Dazu kommen noch Netzbetreiber in aller Welt. Deren interne und externe Kommunikation, Kundendatenbanken und Rechnungssysteme stehen also den Regierungsagenten offen. Nur bei einzelnen Netzbetreibern sind die Regierungshacker damals auf Schwierigkeiten gestoßen.

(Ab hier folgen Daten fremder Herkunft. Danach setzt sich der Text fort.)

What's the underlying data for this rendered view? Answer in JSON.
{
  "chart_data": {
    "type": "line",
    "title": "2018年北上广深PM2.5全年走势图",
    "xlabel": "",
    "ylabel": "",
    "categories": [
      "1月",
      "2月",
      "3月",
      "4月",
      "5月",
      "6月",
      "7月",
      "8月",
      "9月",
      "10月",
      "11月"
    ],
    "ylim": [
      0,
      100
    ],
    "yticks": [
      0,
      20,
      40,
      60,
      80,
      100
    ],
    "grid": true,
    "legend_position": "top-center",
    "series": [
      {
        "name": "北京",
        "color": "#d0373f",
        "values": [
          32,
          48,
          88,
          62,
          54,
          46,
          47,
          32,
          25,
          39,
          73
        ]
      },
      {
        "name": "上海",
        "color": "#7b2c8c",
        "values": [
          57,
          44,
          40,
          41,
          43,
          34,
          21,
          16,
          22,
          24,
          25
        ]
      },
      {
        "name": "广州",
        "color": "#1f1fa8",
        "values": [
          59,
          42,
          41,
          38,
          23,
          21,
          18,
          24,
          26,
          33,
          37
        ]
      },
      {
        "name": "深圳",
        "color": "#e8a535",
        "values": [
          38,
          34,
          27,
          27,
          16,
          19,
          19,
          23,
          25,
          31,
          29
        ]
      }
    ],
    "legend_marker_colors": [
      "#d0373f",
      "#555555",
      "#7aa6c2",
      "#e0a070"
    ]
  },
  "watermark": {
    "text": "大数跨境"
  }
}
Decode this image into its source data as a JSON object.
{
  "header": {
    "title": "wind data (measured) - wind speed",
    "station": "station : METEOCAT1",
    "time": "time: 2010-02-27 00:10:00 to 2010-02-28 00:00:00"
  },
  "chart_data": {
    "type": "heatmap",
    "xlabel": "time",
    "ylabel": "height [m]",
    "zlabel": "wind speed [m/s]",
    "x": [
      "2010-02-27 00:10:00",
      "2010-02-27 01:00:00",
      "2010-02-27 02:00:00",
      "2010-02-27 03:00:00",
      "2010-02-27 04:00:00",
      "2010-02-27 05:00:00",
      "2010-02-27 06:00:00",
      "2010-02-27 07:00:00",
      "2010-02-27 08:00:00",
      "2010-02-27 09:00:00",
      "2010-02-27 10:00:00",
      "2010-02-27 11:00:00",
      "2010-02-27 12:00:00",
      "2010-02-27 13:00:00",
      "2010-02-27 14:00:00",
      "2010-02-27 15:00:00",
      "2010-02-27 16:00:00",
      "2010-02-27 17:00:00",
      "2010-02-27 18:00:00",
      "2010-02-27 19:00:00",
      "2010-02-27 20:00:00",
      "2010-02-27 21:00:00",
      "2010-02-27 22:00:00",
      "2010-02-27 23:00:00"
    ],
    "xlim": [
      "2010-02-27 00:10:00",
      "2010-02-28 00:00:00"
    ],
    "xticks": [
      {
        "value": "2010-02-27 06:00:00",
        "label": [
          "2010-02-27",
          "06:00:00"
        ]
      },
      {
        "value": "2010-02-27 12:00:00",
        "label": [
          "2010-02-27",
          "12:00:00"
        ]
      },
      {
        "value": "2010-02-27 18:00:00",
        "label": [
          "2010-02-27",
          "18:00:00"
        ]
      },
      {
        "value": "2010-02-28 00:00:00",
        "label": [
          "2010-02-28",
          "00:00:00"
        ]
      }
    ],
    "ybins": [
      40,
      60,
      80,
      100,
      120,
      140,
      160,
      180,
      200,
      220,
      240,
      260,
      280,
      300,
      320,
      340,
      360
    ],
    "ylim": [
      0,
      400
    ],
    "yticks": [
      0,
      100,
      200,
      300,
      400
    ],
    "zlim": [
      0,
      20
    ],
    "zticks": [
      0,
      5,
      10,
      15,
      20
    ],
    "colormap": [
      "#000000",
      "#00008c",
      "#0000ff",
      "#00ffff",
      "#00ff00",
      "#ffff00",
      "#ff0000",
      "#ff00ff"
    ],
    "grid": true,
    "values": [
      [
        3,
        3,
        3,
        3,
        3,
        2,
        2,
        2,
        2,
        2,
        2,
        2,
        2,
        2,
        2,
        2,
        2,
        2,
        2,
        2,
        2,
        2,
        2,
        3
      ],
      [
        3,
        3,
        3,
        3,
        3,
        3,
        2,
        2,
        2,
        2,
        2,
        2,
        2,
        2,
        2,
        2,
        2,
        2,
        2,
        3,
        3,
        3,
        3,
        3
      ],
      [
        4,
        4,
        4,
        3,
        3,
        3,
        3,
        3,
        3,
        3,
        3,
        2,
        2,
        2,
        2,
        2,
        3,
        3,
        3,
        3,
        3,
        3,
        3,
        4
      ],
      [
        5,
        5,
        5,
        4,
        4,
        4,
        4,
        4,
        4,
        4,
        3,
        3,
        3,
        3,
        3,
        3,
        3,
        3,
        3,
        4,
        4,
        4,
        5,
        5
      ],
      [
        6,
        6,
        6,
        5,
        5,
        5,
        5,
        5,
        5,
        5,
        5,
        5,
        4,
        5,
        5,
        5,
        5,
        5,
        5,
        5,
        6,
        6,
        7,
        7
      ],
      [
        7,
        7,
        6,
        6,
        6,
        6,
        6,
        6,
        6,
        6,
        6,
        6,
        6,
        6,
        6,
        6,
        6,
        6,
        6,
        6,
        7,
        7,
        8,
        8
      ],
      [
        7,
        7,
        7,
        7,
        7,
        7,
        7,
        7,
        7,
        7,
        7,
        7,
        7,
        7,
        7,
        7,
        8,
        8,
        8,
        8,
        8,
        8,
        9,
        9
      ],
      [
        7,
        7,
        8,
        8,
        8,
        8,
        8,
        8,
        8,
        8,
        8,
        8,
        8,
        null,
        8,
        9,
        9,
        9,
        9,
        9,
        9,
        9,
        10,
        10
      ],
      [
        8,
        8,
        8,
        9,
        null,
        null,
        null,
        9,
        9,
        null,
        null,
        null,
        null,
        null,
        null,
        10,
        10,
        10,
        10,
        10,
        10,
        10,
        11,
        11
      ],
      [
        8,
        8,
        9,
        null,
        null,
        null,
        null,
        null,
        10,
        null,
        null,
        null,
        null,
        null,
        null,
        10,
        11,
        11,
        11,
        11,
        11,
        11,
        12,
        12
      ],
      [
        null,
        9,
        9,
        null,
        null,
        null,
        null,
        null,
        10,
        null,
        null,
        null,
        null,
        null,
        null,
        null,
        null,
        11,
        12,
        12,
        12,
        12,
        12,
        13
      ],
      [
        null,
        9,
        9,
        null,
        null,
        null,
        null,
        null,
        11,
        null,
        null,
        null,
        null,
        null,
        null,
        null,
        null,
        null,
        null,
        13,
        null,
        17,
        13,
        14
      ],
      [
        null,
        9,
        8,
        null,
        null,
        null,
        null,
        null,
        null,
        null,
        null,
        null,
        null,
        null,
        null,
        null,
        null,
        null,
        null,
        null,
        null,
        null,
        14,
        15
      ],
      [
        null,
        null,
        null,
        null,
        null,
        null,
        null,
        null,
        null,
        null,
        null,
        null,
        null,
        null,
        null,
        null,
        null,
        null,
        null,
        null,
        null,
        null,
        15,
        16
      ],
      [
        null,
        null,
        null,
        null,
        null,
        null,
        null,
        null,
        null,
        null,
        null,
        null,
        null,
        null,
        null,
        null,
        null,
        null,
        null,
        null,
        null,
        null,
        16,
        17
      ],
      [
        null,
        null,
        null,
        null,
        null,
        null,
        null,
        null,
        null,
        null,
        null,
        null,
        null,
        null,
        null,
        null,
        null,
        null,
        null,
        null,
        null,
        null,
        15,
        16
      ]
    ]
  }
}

Bevor die Unternehmen gehackt werden, geht es aber deren Mitarbeitern an den Kragen. Im beschriebenen Fall aus 2010 wurden Hunderte Personen über längere Zeit elektronisch observiert. Dazu gehörten Mitarbeiter von Gemalto ebenso wie Ingenieure bei Huawei, Beschäftigte weiterer Unternehmen sowie Einzelunternehmer. Insbesondere wurden E-Mail-Accounts abgehört.

Dabei half das berüchtigte XKeyScore-Programm. Es wird so viel spioniert, dass die menschlichen Kapazitäten lange nicht mehr ausreichen. Die Systeme suchen nach Stichworten, auffälligen E-Mails (etwa mit großen Anhängen oder PGP-Verschlüsselung), Verbindungen zu anderen Personen, und so weiter. Daraus werden Scoring-Werte berechnet – je höher der Wert, desto interessanter ist die Zielperson vermutlich für eine manuelle Auswertung. Und noch nicht näher bekannte Menschen wurden so zu neuen Zielen.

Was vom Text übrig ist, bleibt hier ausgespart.